Les "colonies industrielles" de Catalogne
Un patrimoine sauvegardé entre terre
et mer
Pendant près de vingt ans, j’ai travaillé dans le secteur du financement du logement des salariés (en France, le « 1% »). Une exposition sur les cités industrielles de la haute Catalogne ne pouvait que m’attirer.
Situées sur les hautes berges des fleuves Ter et Llobregat, dans la montagne, les cités industrielles catalanes se distinguent par l’existence de multiples services qui permettaient aux travailleurs de mener leur vie quotidienne sans sortir de l’espace de la cité.
L'exposition « Colonies industrielles », organisée au Musée d’Histoire de Catalogne, justement dans un immense Magasin général du port reconverti à la manière de la Tate Modern de Londres, conjointement par le ministère de la Culture et politique des médias et des Travaux publics de la Generalité de Catalogne et le Collège des Journalistes de Catalogne, montre de façon particulièrement claire et didactique, pour la première fois, ce phénomène des colonies.
Les extraordinaires réalisations des architectes visionnaires qu’on admire le long des avenues de Barcelone n’auraient pas été possibles sans la réussite financière des mécènes tels Eusebi Guëll, passé à la postérité à travers Antoni Gaudi. L’industrialisation a permis à la Catalogne d’entrer dans la modernité, qui a contribué à renforcer son identité propre. Les constructions industrielles suivent les courants architecturaux de la fin du XIXe et du début du XXe siècle. La vie quotidienne des habitants de la zone industrielle constitue un phénomène caractéristique unique de l'industrialisation catalane, particulièrement dans le cas des colonies textiles, implantées au plus près de l’énergie ou au lieu d'exploitation même des ressources naturelles dans le cas de la métallurgie et des champs miniers. Dans le nord de la France, les propriétaires des puits de mines construisirent à la même époque les corons, ici, on nomme les cités ouvrières « colonies ». Le logement, l’espace essentiel de la rue (la promenade du soir indispensable à la vie catalane et espagnole), l’activité éducative, les services médicaux gratuits dispensés par la colonie, sa forme d'organisation (rythme d'horaires de travail, vie sociale, loisirs des habitants) ainsi que la vie des « seigneurs de la Tour », ceux qui vivaient dans les splendides demeures de Barcelone forment la trame de l’exposition.
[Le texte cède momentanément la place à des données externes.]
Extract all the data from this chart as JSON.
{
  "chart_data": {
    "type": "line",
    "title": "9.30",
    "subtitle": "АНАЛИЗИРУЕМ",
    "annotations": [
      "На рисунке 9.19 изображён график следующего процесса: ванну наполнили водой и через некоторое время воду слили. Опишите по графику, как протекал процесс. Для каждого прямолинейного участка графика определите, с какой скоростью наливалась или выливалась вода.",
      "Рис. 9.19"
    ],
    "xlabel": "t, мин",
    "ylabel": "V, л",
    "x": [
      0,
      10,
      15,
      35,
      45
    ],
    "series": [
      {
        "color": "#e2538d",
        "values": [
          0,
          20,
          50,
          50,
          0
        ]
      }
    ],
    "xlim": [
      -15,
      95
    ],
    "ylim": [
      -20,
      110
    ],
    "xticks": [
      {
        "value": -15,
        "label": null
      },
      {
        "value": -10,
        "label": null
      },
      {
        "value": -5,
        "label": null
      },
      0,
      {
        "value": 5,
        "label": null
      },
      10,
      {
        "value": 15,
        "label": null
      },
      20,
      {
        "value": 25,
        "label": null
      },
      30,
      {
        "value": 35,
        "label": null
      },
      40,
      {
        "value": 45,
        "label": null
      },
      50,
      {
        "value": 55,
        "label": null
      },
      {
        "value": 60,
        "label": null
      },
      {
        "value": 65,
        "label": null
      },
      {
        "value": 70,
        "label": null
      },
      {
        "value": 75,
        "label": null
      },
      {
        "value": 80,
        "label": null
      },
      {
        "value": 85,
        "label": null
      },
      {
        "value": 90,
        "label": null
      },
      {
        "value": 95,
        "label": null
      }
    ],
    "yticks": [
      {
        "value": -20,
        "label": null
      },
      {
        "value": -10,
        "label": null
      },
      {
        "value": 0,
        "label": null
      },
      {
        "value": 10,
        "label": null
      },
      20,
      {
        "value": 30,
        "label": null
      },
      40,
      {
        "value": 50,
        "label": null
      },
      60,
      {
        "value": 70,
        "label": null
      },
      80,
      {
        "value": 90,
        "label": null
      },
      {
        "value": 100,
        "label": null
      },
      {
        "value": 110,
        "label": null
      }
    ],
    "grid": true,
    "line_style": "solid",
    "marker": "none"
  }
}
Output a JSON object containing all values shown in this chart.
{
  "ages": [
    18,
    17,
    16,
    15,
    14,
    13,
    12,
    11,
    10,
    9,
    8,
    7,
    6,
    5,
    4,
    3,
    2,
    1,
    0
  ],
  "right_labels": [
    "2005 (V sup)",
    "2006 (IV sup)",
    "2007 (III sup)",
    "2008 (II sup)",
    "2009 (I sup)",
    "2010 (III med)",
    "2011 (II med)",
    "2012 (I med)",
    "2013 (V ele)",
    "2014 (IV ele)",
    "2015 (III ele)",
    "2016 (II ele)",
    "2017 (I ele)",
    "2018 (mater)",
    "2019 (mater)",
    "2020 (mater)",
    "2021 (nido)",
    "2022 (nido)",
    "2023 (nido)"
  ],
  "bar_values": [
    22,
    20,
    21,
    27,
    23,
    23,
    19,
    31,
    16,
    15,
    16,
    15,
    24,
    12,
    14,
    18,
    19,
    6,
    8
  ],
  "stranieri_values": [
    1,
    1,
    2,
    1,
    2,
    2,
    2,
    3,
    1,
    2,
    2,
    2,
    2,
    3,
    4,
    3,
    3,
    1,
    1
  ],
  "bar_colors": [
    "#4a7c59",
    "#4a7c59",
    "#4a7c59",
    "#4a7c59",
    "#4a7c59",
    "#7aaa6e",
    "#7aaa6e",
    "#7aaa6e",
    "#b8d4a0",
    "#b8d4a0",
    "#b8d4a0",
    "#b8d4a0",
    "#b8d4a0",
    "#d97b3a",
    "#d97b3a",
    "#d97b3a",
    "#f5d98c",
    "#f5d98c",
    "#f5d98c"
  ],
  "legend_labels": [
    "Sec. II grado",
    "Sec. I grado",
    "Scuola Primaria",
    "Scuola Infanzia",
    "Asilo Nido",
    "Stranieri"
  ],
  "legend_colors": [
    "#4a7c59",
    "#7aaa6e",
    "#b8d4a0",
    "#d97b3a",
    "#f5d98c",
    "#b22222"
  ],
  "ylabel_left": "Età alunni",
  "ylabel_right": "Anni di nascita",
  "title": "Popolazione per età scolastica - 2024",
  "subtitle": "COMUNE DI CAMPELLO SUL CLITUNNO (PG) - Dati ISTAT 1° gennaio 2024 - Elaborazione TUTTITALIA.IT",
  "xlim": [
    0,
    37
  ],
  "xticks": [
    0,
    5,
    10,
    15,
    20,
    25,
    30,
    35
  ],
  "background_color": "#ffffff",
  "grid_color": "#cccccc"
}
La localisation de la colonie, éloignée de la Ville, sans doute directement liée à l’approvisionnement en eau comme source d’énergie, mais aussi devenue un modèle catalan pour assurer la paix sociale, par opposition aux conflits générés au sein d'usines situées dans les centres urbains. Fournissant une gamme de services (logement, écoles, crèches, commerces, cinéma, théâtre ...) la colonie garantissait ainsi aux travailleurs des conditions de vie décentes, favorables à la productivité et à la qualité, tout en devenant un système de contrôle social par les employeurs.
La continuité entre la vie professionnelle, privée et temps sociaux encourageait la formation d'un lien d'identité fort entre les habitants de la colonie qui, dans de nombreux cas, a survécu jusqu'à aujourd'hui. Pour cette raison, le patrimoine industriel et tout ce qui l'entoure a été largement préservé.
L'exposition présente également les alternatives d'avenir de ce passé industriel, tout en récupérant la mémoire historique, souvent orale, encore vivante de nos jours.
A Barcelone, Museu d'Historia de Catalunya, Plaça de Pau Vila,3 ; www.mhcat.cat , jusqu’au 7 mars, fermé le lundi.